Here’s what I learned: If the passages excerpted in the review are any indication, then The Ethics of Ambiguity is the better of the two, by far. Here’s a taste from the review:

 Females of all living species are “first violated … then alienated” by the process of fertilization. Derogatory phrases like “the servitude of maternity,” “woman’s absurd fertility,” the “exhausting servitude” of breast-feeding, abound. (How could they not, since the author sees heterosexual love in general as “a mortal danger?”) According to Beauvoir, a girl’s first menstruation, which many of us welcomed with excitement and pride, is met instead with “disgust and fear. ” It “ inspires horror” and “signifies illness, suffering and death.”

Yeeeeah. Wow. But the misstep I find most intriguing is when Beauvoir insists that, “one is not born, but rather becomes, a woman.” That sounds a lot like Sartre’s argument—which I criticized yesterday—that biology plays no causal role when it comes to sexual desire. Nor, Beauvoir argues, does it play any causal role when it comes to gender identity. Even if you think gender is fluid and malleable (which I do), that seems kind of absurd.

And it’s absurd for the same reason. Beauvoir and Sartre both, I think, ignore the lessons of the existentialist’s best friend: the phenomenologist.

Phenomenology is a philosophical tradition very closely tied to existentialism; so much so that many major works of phenomenology contain pretty major traces of existentialist thought (such as in Heidegger’s Being and Time), and vice versa (such as in Sartre’s own Being and Nothingness). This cousin to existentialism concerns itself with the study of being-in-the-world, or the organizational features of our experience of the world. Most works of phenomenology do this without making any judgments about the character of the world itself.

Husserl, one of the fathers of phenomenology, called this “bracketing,” by which he meant setting aside questions about the world around us. For example, a phenomenologist might describe the experience and sensation I have of typing out this blog post on a keyboard and staring at a screen, but he is describing it only as it exists in my head, without making any judgments about the nature of the actual keyboard or screen … or, for that matter, about whether they even exist at all.
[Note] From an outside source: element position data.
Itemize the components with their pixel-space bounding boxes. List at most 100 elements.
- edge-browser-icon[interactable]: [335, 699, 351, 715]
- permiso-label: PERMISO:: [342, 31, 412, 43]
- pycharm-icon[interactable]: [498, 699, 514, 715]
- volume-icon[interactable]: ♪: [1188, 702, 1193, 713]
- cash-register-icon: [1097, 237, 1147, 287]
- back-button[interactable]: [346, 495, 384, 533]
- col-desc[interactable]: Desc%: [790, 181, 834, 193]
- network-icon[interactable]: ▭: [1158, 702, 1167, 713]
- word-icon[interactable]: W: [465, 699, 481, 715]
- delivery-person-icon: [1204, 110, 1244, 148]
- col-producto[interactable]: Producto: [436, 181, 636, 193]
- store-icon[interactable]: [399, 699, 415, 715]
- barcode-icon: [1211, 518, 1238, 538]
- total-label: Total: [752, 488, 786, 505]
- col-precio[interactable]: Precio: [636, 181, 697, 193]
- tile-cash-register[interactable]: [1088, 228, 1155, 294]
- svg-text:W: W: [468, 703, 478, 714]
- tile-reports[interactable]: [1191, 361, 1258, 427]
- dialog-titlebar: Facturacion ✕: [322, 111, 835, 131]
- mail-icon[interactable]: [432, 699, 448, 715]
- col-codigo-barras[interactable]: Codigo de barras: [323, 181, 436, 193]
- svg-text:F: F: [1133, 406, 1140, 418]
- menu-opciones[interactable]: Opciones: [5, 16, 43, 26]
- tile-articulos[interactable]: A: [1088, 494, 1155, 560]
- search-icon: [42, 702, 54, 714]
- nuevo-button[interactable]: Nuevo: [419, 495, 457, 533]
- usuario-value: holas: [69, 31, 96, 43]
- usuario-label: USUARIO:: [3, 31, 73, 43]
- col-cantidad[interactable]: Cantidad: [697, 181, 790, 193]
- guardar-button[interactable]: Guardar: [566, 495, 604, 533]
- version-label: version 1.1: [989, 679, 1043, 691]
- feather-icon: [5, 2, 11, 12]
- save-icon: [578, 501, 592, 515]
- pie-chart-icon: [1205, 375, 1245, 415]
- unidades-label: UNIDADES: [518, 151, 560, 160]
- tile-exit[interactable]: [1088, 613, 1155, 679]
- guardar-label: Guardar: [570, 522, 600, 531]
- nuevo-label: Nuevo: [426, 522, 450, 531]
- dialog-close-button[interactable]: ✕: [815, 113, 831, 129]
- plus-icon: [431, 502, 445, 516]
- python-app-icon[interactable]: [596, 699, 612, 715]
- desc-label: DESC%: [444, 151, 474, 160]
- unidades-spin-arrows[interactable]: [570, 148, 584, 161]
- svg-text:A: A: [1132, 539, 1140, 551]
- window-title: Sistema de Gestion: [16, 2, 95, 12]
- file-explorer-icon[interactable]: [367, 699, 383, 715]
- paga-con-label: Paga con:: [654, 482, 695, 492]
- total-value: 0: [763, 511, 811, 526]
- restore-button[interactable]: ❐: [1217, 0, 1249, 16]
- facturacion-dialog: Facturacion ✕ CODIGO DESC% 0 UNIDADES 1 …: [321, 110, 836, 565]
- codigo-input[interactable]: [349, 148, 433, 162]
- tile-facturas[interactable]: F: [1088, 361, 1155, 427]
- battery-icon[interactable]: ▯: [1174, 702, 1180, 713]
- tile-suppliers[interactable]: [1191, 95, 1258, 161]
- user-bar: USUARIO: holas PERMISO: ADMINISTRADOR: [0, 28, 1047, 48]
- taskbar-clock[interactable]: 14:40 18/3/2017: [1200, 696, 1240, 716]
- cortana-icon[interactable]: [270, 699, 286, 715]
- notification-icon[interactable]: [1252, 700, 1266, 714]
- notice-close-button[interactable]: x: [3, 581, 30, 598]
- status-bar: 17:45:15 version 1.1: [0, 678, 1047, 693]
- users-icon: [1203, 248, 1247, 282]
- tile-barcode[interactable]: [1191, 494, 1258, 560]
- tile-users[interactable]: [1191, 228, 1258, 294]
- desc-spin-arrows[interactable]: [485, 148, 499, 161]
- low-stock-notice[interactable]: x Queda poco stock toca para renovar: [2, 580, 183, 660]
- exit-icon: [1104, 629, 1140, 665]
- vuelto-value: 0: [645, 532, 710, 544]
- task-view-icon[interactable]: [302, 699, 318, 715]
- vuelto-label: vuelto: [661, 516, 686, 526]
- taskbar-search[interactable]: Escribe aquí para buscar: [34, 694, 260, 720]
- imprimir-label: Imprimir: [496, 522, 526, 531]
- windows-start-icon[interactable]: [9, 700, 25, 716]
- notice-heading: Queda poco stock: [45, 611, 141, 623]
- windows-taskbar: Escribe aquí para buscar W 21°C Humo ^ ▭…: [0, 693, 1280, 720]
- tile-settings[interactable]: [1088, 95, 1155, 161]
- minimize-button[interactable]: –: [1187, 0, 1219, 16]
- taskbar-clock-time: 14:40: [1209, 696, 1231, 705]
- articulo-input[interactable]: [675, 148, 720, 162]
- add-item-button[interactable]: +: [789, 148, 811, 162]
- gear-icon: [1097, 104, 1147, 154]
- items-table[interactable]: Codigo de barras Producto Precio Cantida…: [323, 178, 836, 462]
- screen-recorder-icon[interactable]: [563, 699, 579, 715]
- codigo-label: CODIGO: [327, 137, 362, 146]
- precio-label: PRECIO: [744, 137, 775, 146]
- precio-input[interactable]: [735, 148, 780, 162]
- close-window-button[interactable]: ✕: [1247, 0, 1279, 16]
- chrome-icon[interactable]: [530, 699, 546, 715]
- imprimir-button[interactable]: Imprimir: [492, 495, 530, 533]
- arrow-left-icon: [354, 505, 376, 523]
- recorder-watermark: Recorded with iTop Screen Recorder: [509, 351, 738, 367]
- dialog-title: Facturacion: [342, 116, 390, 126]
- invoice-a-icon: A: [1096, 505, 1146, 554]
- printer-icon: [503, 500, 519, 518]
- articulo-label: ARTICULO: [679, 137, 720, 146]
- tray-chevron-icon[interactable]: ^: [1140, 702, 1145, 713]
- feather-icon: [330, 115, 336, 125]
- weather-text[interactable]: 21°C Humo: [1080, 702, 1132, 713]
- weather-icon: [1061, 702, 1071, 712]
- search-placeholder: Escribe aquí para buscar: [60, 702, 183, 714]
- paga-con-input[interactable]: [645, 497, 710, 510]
Existentialism works best, I think, when it, too, brackets these questions. That’s because, while existentialist notions of the nothingness and infinite freedom of consciousness don’t seem to bear out from empirical study—human beings are fairly predictable and causally determined, by and large—it is an incredibly potent description of the phenomenological experience of being a person.

So Beauvoir and Sartre are correct to a certain extent. Sartre is correct that one doesn’t experience sexual desire as a purely biological sensation (what would it even mean to have a sensation like that?), and Beauvoir is correct that one experiences the behavior and social conventions we attach to gender identity as completely conscious, voluntary things that we could shed at a moment’s notice. But just because we experience the sensation of freedom, doesn’t mean we are free in anything beyond the phenomenological sense.

Update: Okay. Maybe I’m just digging myself deeper, but I feel like I need to clarify some things. So for the record, here’s what I was not doing in the above post:

1.) Offering a critique, in any way, shape, or form, of feminism.

2.) Offering any meaningful critique of the whole of The Second Sex. (It’s no sleight to say that it’s not as good as The Ethics of Ambiguity on a conceptual level, because The Ethics of Ambiguity is damn near perfect.)

3.) Dismissing Beauvoir (who, I should stress again, is one of my favorite philosophers).

4.) Suggesting that gendered behavior is solely the result of rigid biological determinism.

This post was meant mostly as a critique of existentialism. For that critique, I took as a premise that while much of gender is fluid and culturally constructed, biological/physiological factors are not completely irrelevant. That doesn’t just apply to gendered behavior but to a whole host of different character traits; I just chose to focus on gender specifically because it seemed timely with the review coming out today.